I have become more enamoured, in the last year or two, with putting one foot in front of the other.
In the years before I became a mother and started to realign to my own sense of who I was and who I wanted to be in the world, putting one foot in front of the other was never good enough for me.
For the majority of my twenties, I was an avid triathlete. I broke a record for long distance swimming, and then three weeks later, I climbed Mount Kilimanjaro. I played a couple years of competitive women’s tackle football. I ran a marathon, and then a half marathon. I biked to work every day, topping out at over a hundred kilometres a week.
I realize now that what I was was in fact an exercise addict. I think I enjoyed all of that physical intensity and competitive pressure, but it’s very hard to differentiate, now, looking back, whether I actually enjoyed the act of running that far or swimming that hard, or if I enjoyed the reaction I got from telling people what I had accomplished, or the feeling of satisfaction I would get when I pushed through another distance goal.
Those years taught me more about myself and my body and what I’m capable of than I can express. They taught me resilience and strength and courage and lessons I am deeply, deeply grateful for. I credit much of the self-belief that impacts my day-to-day life now with the fortitude it took to live up to my own expectations then.
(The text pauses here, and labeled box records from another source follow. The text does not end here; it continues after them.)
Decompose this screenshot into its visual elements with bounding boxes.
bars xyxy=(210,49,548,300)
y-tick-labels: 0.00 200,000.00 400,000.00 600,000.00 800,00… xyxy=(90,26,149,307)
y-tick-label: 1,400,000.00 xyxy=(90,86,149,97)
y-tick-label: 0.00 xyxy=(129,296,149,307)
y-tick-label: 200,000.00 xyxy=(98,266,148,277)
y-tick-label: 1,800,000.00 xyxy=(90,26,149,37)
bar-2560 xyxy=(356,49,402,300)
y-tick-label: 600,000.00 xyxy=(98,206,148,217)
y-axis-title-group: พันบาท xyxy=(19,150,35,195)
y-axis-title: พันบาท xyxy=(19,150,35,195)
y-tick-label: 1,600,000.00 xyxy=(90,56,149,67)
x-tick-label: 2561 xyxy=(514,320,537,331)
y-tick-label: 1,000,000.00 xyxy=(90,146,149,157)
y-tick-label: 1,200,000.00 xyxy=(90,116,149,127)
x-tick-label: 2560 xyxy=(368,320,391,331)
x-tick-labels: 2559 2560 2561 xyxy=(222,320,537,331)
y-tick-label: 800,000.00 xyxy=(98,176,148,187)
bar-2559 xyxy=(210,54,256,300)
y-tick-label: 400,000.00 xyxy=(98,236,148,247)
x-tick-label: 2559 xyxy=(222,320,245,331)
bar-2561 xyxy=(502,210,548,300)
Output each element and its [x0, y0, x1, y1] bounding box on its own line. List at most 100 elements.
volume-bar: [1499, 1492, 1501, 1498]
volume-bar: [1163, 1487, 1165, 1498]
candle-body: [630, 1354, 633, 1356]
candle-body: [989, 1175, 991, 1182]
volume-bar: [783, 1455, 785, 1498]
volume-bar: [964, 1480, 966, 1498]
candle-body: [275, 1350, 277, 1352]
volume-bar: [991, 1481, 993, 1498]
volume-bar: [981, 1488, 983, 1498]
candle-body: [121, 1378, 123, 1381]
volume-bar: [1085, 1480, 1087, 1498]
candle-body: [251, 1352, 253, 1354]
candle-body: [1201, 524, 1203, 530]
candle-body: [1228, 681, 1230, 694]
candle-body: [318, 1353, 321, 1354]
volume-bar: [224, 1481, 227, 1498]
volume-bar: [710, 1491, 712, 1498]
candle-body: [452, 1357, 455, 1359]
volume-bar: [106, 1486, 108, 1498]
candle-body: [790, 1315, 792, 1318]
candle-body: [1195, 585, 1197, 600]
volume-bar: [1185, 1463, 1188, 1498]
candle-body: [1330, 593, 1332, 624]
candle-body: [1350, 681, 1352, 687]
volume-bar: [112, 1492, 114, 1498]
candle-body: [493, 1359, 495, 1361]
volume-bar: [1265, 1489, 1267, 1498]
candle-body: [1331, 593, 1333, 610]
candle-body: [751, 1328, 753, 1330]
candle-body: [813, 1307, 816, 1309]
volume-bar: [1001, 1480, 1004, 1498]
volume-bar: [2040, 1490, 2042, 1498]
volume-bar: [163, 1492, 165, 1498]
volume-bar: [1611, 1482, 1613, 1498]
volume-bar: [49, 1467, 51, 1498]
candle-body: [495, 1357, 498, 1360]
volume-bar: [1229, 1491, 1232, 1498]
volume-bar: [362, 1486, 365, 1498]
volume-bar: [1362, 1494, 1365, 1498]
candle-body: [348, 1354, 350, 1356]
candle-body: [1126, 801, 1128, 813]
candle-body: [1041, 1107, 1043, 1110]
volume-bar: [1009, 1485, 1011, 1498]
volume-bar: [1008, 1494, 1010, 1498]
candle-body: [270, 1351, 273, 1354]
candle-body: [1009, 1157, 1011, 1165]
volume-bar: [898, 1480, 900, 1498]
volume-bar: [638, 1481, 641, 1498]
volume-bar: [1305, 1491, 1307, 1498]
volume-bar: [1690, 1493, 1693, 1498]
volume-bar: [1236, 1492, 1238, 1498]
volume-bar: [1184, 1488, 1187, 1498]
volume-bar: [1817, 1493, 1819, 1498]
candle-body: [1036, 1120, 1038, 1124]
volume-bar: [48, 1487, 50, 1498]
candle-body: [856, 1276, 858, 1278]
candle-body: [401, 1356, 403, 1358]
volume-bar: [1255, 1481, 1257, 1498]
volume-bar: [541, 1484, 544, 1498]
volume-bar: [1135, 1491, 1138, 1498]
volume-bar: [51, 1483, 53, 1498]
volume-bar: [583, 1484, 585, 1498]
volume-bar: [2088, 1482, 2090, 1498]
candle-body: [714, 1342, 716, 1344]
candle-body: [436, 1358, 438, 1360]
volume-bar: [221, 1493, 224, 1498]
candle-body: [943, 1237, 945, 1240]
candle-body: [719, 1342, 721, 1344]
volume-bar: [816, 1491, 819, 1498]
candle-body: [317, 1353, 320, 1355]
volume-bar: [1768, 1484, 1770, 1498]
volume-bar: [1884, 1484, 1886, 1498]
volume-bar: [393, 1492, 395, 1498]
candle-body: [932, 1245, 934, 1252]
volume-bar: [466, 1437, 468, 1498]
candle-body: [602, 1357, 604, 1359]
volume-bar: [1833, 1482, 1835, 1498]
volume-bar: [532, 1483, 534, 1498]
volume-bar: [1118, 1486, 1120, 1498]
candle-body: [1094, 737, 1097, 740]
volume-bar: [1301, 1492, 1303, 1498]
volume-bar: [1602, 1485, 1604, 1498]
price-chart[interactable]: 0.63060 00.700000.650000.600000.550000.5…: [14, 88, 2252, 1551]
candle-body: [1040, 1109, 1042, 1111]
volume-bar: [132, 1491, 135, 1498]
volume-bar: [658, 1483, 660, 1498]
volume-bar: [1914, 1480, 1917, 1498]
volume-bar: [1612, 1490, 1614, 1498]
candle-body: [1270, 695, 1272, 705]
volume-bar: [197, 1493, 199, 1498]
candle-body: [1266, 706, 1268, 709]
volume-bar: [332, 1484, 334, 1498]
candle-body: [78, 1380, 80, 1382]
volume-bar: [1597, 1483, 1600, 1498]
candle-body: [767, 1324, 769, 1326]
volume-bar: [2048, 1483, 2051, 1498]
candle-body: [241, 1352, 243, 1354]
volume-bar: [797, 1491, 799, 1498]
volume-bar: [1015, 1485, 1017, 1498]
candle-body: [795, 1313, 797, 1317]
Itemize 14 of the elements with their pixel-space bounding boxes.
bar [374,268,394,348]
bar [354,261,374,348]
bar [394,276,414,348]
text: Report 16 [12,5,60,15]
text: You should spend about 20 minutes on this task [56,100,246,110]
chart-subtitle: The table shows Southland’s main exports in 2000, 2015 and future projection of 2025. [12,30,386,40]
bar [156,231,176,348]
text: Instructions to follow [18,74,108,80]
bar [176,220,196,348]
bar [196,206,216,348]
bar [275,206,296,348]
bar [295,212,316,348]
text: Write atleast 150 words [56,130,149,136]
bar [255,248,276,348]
But I also bear the burden of those years. I have injuries to my lower back, knees, and shoulders that I am not sure are reversible; they are worsening as I age. They are the physical remnants of my constant striving, which, I realize now, are physical reminders of all the ways in which I wasn’t good enough yet.
These days, I walk a lot.
The competitive, goal-driven part of me still exists, and she gets a kick out of wearing a pedometer and setting step goals. But if my younger self knew that this is what exercise – which I now prefer to refer to as movement – would look like, she would be shocked and dismayed. Or maybe she would have slowed down a little, so that she could ensure herself the joy of still being able to run painlessly ten or fifteen years on.
The thing is, even though my movement practice no longer involves record breaking or Facebook-post-worthy competitive endeavours, I enjoy it.
I enjoy it in the moment.
Not the reaction I get from others who hear of what I’ve done. Not the satisfaction of meeting some externally-validated measure of physical prowess or fit appearance.
I enjoy the sound of the birds, the crunch of gravel under my feet, the shroud of trees around me and the dappling of sunlight. I love how quiet my mind gets, and how, with each step I take, I make space for inspiration to flow in.
I enjoy the sense of adventure that comes with heading out on backcountry hikes, which are my new favoured form of physical accomplishment – one that involves traveling to a place I’ve never been before, and experiencing Mother Nature in a deeper way.
One foot in front of the other.
It’s probably a metaphor for life nowadays, too. I used to be almost solitarily motivated by goals. Now, though I have a few goals for my life (travel more, write a book, see Dave Matthews Band play live), I’m far more motivated by the enjoyment of the day-to-day.